This week, Parsons and NYU’s Grey Art Gallery and Fales Library open intertwined exhibitions on the same subject: the world that existed south of 14th between 1974 and 1984. They chart the change from “Anarchy to Affluence.” What’s left of this mythic, scuzzy metropolis? Not much. But there are still traces. A walking tour (with little risk of being mugged) through the old neighborhood:

Start at what used to be (1) Max’s Kansas City (213 Park Avenue South). Where Abstract Expressionists once paid for their drinks with art, Suicide’s Alan Vega ended up beating himself with a microphone. It closed in 1982. Then walk south to an empty storefront at 229 East 11th Street, once home to (2) Patti Astor’s Fun Gallery. The idea was to change the gallery’s name for each show, but Kenny Scharf’s “Fun Gallery” stuck after his first exhibit. Then head to the longtime home of Punk magazine’s co-founder, (3) John Holmstrom, at 219 East 10th. He used to hang out at (4) Paul’s Lounge, the punk’s pub at 46 Third Avenue, now a Hollywood Video (Johnny Ramone’s apartment was around the corner, with Joey Ramone’s only one block south).

Enter St. Marks Place, where you find (5) Trash and Vaudeville, official punk outfitter to Iggy Pop, still holding out at No. 4. (6) The New Cinema, in a storefront at No. 12, showed artists’ Super 8 films. No. 54 was home to one iteration of the (7) Gracie Mansion Gallery (Rodney Alan Greenblat, David Wojnarowicz, Stephen Lack). Ann Magnuson’s (8) Club 57 occupied the basement of the Holy Cross Polish National Church. Keith Haring and Scharf decorated it, and the parishioners were scared. (Its clergyman reportedly told them, “This is exactly where evil people belong—in a church.”) It closed in 1983. Farther into the East Village you find, down at 101 Avenue A, that the (9) Pyramid Club, center of drag-queen culture in the early eighties, remains tepidly open. Ramones “creative director” (10) Arturo Vega’s loft, at 6 East 2nd Street, takes you back toward the Bowery, where (11) CBGB remains until this Halloween.

Then into Soho, where Tina Girouard and Gordon Matta-Clark founded (12) Food Restaurant, at 129 Prince, charging $5 for a meal.
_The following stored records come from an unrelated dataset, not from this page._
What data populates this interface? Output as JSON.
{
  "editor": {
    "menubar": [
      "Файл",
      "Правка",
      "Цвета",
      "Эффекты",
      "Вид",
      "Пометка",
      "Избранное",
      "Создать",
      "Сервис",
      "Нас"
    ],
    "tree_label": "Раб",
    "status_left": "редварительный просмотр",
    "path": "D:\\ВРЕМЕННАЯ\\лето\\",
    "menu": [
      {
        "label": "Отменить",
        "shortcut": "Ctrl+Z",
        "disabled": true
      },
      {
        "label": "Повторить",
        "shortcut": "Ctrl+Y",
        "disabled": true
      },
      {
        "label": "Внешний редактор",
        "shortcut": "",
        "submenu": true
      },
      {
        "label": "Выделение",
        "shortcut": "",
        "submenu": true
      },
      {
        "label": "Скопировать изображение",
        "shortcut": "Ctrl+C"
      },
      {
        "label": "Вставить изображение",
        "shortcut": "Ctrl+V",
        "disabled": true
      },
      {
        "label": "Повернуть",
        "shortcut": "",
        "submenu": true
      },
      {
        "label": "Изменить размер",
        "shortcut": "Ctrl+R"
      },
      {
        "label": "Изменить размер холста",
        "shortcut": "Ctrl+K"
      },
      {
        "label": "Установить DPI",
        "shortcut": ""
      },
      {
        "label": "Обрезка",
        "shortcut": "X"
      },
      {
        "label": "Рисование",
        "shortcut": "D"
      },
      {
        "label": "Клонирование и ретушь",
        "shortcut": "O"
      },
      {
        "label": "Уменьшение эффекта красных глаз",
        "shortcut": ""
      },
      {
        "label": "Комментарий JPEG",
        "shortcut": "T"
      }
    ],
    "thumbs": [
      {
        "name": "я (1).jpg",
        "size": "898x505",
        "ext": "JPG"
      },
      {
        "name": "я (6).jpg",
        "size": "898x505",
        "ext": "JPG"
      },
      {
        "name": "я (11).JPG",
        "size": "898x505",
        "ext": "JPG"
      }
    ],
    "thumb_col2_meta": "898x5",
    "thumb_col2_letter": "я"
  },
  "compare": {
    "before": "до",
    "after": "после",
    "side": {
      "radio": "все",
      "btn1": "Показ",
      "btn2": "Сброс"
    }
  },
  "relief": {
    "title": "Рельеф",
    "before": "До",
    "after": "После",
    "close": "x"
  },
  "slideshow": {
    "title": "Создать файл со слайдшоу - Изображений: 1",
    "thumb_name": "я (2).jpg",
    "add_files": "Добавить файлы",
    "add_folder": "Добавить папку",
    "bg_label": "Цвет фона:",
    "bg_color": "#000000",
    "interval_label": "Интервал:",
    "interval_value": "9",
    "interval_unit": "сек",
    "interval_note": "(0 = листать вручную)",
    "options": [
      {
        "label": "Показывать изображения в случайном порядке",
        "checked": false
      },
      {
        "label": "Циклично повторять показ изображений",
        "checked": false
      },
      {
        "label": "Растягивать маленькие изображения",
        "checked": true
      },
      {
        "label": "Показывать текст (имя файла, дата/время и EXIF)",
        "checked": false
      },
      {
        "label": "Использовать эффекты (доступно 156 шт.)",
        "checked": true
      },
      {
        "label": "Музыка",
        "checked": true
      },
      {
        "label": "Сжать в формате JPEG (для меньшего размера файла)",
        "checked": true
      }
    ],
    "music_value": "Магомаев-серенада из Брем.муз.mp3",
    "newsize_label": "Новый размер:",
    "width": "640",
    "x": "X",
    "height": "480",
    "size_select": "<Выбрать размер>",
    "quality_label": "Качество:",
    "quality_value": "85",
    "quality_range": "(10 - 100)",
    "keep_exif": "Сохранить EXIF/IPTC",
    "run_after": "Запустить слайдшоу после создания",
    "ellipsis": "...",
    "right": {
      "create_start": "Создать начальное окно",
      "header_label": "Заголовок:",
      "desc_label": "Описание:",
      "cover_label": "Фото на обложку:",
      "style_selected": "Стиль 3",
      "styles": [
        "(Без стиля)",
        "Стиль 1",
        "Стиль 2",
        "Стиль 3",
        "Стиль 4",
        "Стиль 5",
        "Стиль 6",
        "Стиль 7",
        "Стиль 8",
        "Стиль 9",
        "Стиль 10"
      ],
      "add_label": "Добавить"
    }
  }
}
It’s currently the flagship Baby Phat store. (13) Stephen Sprouse’s store full of hand-graffitied fashions was at 99 Wooster. (14) The Kitchen was at 484 Broome (now in West Chelsea), a performance space for Bill T. Jones, Eric Bogosian, and Sonic Youth. In the wilds of Tribeca, there was (15) Franklin Furnace, at 112 Franklin, which started out as a store for artists’ books in 1976, before becoming Laurie Anderson’s home stage. Today it’s moved to Brooklyn. Finally, the (16) Mudd Club, at 77 White. Opened on Halloween in ’78, it was conceived as an anti-fabulous Studio 54, embracing anything from Haring’s “Drawing Show” to Afrika Bambaataa. Artist Ross Bleckner bought the building in 1983 for $450,000 and resold it in 2004 for $5 million.